The poster above hangs in the dining room at the Franciscan Mountain Retreat of Mt Irenaeus in western New York. It is about thirty-eight-years old. Fr Lou at the retreat was interested to know how I remembered its exact age. “I made it,” I said.
When in college I started the World Hunger Committee, which had a short-lived purpose to provide information about the plight of hungry at home and abroad. Maybe the greatest accomplishment of the group was obtaining permission to have just one day where all students who were on the dining plan would turn in their dining cards for that day and the money would go to World Hunger organizations. I do not know if that tradition continued, but we managed my senior year.
But before that, when I was a sophomore, I had twenty-five of these posters made and put them up around campus. A few went in the dining hall, a few in the campus café, and one in the campus ministry, where Fr Dan Riley, founder of Mt Irenaeus, was then working. I still have one at home.
It’s a bit surreal to sit at the dining room table at the mountain and see the poster. I can picture a young man, a boy really, standing next to Mikel Wintermantel in Studio 4 East discussing the phrase to put on the poster. Mikel—or one of his brothers, I’m not sure—came up with the idea of the wheat stalks up the side. It is like a different life, a movie I once saw and only kind of remember the plot. But that scene I recall just fine. And here is the evidence that those times existed—like going from dorm to dorm for floor meetings where we collected money to help the hungry. We were inspired by the late Harry Chapin, who championed efforts to end world hunger, and who had recently been killed. We held a coffeehouse during which we handed out information about the numbers of hungry in the state and the country. And we helped sign up volunteers to assist at the Warming House in the next town. It was a time—both the era and our age—when we believed in things like solving world hunger, like achieving world peace. We were so idealistic.
But like all twenty-year olds I aged, lost some idealism, got busy with life, and the energy of that time faded.
Yesterday when everyone had left the mountain but me I sat at the table and stared at the poster.

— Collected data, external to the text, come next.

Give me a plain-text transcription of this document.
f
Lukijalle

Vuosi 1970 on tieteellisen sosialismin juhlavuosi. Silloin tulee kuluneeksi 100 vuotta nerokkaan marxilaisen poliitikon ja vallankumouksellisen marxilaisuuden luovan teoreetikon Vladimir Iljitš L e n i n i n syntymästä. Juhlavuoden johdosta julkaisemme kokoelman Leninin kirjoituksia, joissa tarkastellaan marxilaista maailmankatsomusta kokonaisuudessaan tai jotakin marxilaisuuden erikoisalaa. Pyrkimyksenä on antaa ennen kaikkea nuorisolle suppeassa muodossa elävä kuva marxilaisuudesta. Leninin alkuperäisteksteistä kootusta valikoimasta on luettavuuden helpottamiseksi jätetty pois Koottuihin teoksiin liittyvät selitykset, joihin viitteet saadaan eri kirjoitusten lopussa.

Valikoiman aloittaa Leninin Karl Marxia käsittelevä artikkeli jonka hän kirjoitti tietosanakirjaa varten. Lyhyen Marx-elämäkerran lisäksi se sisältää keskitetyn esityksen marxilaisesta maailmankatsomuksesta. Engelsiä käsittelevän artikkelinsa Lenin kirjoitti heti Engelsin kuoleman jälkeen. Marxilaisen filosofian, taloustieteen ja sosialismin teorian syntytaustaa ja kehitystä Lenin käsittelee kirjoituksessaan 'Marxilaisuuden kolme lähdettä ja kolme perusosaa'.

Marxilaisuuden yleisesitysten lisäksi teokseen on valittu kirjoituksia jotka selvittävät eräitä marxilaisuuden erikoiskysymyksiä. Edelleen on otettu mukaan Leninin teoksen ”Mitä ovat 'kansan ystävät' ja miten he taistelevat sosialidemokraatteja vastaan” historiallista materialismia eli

It was like it suddenly became animated and was calling to me across the room, across decades, and it said, “Where the hell did you go?”

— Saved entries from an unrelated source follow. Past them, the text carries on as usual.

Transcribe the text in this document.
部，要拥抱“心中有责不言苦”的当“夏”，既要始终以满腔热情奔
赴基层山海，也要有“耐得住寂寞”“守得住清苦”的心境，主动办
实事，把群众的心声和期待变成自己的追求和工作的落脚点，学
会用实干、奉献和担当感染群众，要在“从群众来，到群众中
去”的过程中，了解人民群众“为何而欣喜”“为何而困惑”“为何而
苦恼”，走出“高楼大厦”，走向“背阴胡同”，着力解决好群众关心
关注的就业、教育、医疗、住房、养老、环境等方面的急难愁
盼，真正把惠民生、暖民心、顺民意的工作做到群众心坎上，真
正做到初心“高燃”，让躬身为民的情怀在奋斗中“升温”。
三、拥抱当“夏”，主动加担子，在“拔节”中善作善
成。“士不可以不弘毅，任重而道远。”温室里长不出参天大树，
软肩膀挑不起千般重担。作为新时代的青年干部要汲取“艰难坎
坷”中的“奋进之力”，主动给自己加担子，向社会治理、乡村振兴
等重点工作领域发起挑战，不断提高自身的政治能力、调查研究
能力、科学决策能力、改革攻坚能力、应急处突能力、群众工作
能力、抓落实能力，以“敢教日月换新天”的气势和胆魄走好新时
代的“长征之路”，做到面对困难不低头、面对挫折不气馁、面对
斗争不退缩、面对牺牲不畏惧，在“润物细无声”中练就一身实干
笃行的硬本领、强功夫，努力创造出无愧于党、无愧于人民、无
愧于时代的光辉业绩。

I got sidetracked I guess. But seeing the poster had one immediate effect: I was aware of the food I ate, and the food I didn’t eat.

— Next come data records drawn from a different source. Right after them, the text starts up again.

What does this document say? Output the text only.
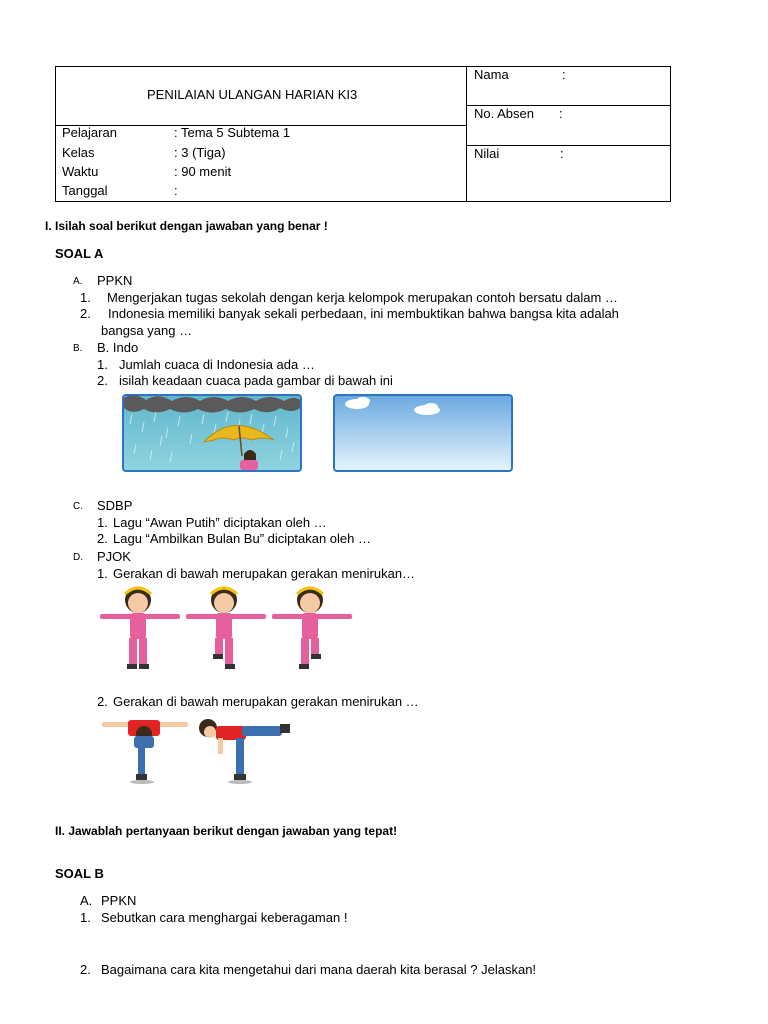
PENILAIAN ULANGAN HARIAN KI3
Pelajaran	: Tema 5 Subtema 1
Kelas	: 3 (Tiga)
Waktu	: 90 menit
Tanggal	:
Nama	:
No. Absen :
Nilai	:
I. Isilah soal berikut dengan jawaban yang benar !
SOAL A
A. PPKN
1. Mengerjakan tugas sekolah dengan kerja kelompok merupakan contoh bersatu dalam …
2. Indonesia memiliki banyak sekali perbedaan, ini membuktikan bahwa bangsa kita adalah
bangsa yang …
B. B. Indo
1. Jumlah cuaca di Indonesia ada …
2. isilah keadaan cuaca pada gambar di bawah ini
C. SDBP
1. Lagu “Awan Putih” diciptakan oleh …
2. Lagu “Ambilkan Bulan Bu” diciptakan oleh …
D. PJOK
1. Gerakan di bawah merupakan gerakan menirukan…
2. Gerakan di bawah merupakan gerakan menirukan …
II. Jawablah pertanyaan berikut dengan jawaban yang tepat!
SOAL B
A. PPKN
1. Sebutkan cara menghargai keberagaman !
2. Bagaimana cara kita mengetahui dari mana daerah kita berasal ? Jelaskan!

It is coming on forty years later and today forty percent of food is wasted every year in the United States. Forty percent. Here, in numbers: 40 percent.
60 million tons worth of produce alone is wasted every year just in this country.
According to a study published in The Atlantic, food occupies the single largest amount of room of all landfills. One reason is American’s maniacal obsession with perfection. Most of the waste is the result of blemishes on produce, or other such aesthetic “faults” which cause chefs both professional and not to toss food away. Another reason is how cheap food can be, so throwing it away doesn’t have much impact on the budget. In addition the portions are insanely large, and to make it worse parents stand over their children trying to push in another fork from the way-too-big pile of corn and tell them to “eat every bite” because there are children starving. Result? Some American kids get fatter while some American kids get nothing, and the balance gets tossed in the trash. The only punishment for the stuffed kid is “no dessert” for not gouging his mouth with more and the punishment for one in five American children is to go to bed hungry.
We think of “wasting” food as a “trash” problem. That is just part of it. Wasting food is also a consumption issue. Portions, again, are too large, snacks are too common, people eat between meals, multiple dinners, and while the recommended daily caloric intake is about 2000, the average American caloric intake every day is 2900, while 1 in 5—that’s ONE in FIVE—children’s average caloric intake is 700 a day. That’s just a little less than one blueberry muffin from Starbucks.
I could go on; there seems to be some rekindled idealism in this dormant conscience. But the point is clear: we don’t need to feed the world to help the less privileged—the first step to ending world hunger is much closer to home: Please don’t waste food.